Half of all cases of an eye disease which is a leading cause of blindness are caused by a faulty gene, US scientists suggest.
AMD affects part of the retina
Age-related macular degeneration (AMD) affects 500,000 people in the UK.
The team behind the study, published in Science, say it could lead to new ways of preventing and treating AMD.
A UK charity said identifying those at risk of AMD could allow them to change their lifestyles to cut their chances of developing the disease.
But the Macular Disease Society cautioned gene therapy for AMD was likely to be many years away.
Factors which can increase a person's risk of developing the disease include smoking and obesity.
Macular disease affects the central part of the retina. It generally involves both eyes, although they may not be affected at the same time or to the same degree.
Ninety per cent of AMD cases are dry AMD, where visual cells stop functioning. This cannot be treated.
But 10% are wet AMD, where new blood vessels grow under the centre of the retina, leaking fluid and causing scar tissue to form. This destroys central vision over a period of between two months and three years.
Scientists from the US National Eye Institute, Yale University and the Rockefeller University screened members of 82 families affected by AMD, 495 other individuals with the condition and 185 unrelated people who did not have AMD.
People with a specific variant of a gene called complement factor H (CFH), found on chromosome 1, were more likely to have AMD compared with those with other versions of the gene.
The genetic mutation was present in half of those who had the disease, or who had the highest risk of developing it.
The association was particularly strong with people who had the wet form of the disease.
Margaret Pericak-Vance, one of the report's authors and director of the Duke Center for Human Genetics, said: "This gene opens the door to a whole new understanding of the factors that contribute to this disease.
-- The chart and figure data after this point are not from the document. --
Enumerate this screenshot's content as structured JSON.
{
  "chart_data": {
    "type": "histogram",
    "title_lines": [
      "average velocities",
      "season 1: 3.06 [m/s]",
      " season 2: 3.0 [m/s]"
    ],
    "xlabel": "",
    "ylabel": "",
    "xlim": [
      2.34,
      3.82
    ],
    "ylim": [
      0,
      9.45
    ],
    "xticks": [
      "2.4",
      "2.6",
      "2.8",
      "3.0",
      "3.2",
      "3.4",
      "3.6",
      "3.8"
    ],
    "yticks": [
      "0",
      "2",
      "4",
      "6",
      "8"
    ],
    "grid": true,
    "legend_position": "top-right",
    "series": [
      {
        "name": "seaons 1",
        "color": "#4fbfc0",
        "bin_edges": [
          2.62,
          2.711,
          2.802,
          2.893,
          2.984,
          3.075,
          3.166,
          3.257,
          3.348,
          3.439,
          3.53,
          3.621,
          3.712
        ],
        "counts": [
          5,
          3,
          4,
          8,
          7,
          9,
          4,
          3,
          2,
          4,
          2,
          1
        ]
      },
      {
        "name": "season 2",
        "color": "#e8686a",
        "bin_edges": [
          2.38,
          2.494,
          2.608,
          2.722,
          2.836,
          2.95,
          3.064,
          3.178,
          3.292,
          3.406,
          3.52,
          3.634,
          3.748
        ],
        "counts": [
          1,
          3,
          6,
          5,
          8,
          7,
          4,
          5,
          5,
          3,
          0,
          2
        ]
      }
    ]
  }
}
"The finding may ultimately lead to new methods for identifying those at high risk for macular degeneration and suggests new pathways for drug development."
But she said, more immediately, if people at risk could be identified before symptoms developed, it might be possible to change people's lifestyles to minimise their chances of developing AMD.
'A step forward'
Andrew Webster, honorary consultant ophthalmologist at Moorfields Eye Hospital in London, said the "significance and importance" of the research finding should not be underestimated.
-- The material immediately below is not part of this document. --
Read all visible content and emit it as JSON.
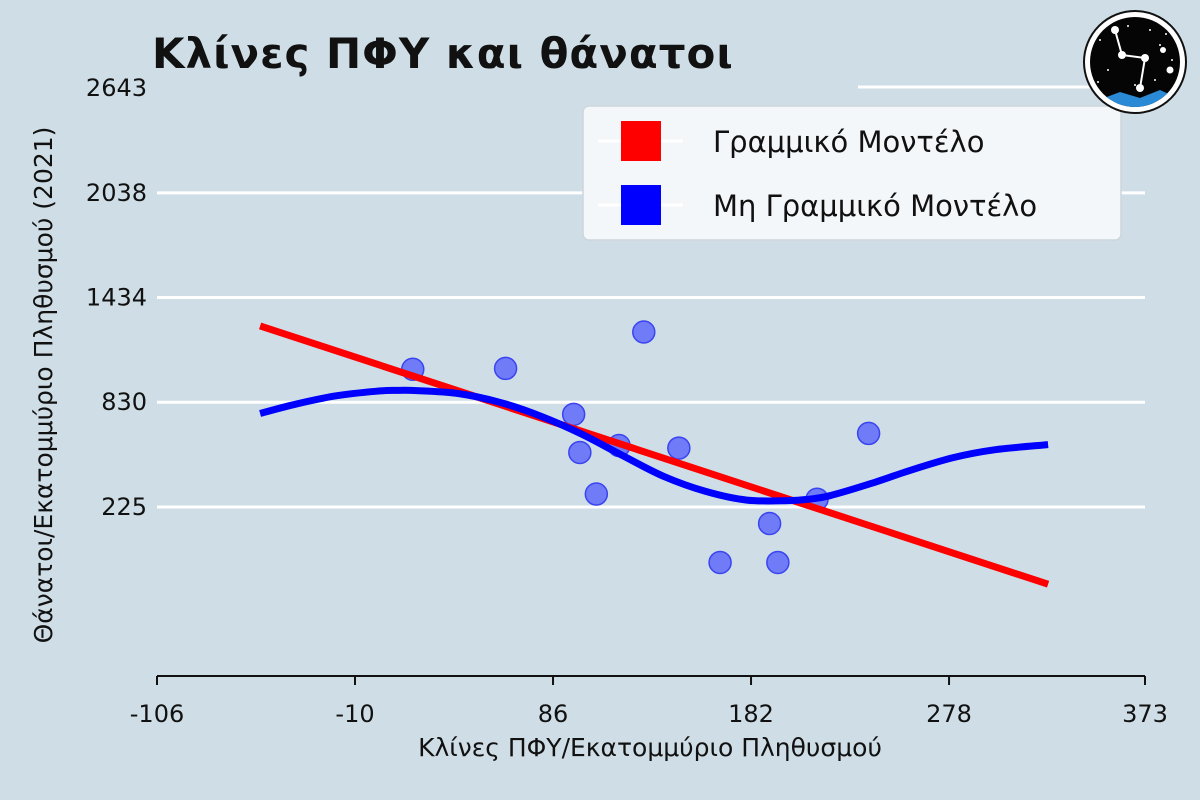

"It has been known for some time that the genes you inherit from your parents significantly influence your risks of losing vision due to age," he said.
"However, the size of this genetic effect, the number of genes involved and the identity of the genes has remained a mystery.
"This landmark research appears to show conclusively that the inheritance of different copies of one gene, CFH, significantly affect ones chances of losing vision due to age-related macular degeneration."
Dr Bob Thompson, president of the UK's Macular Disease Society, called the research a "step forward".
But he cautioned the "real problem is getting the gene technology to correct the fault".
"However, if you can identify people with this gene fault younger in life than we have been able to, it would be possible to make lifestyle changes to mitigate their risk," he said.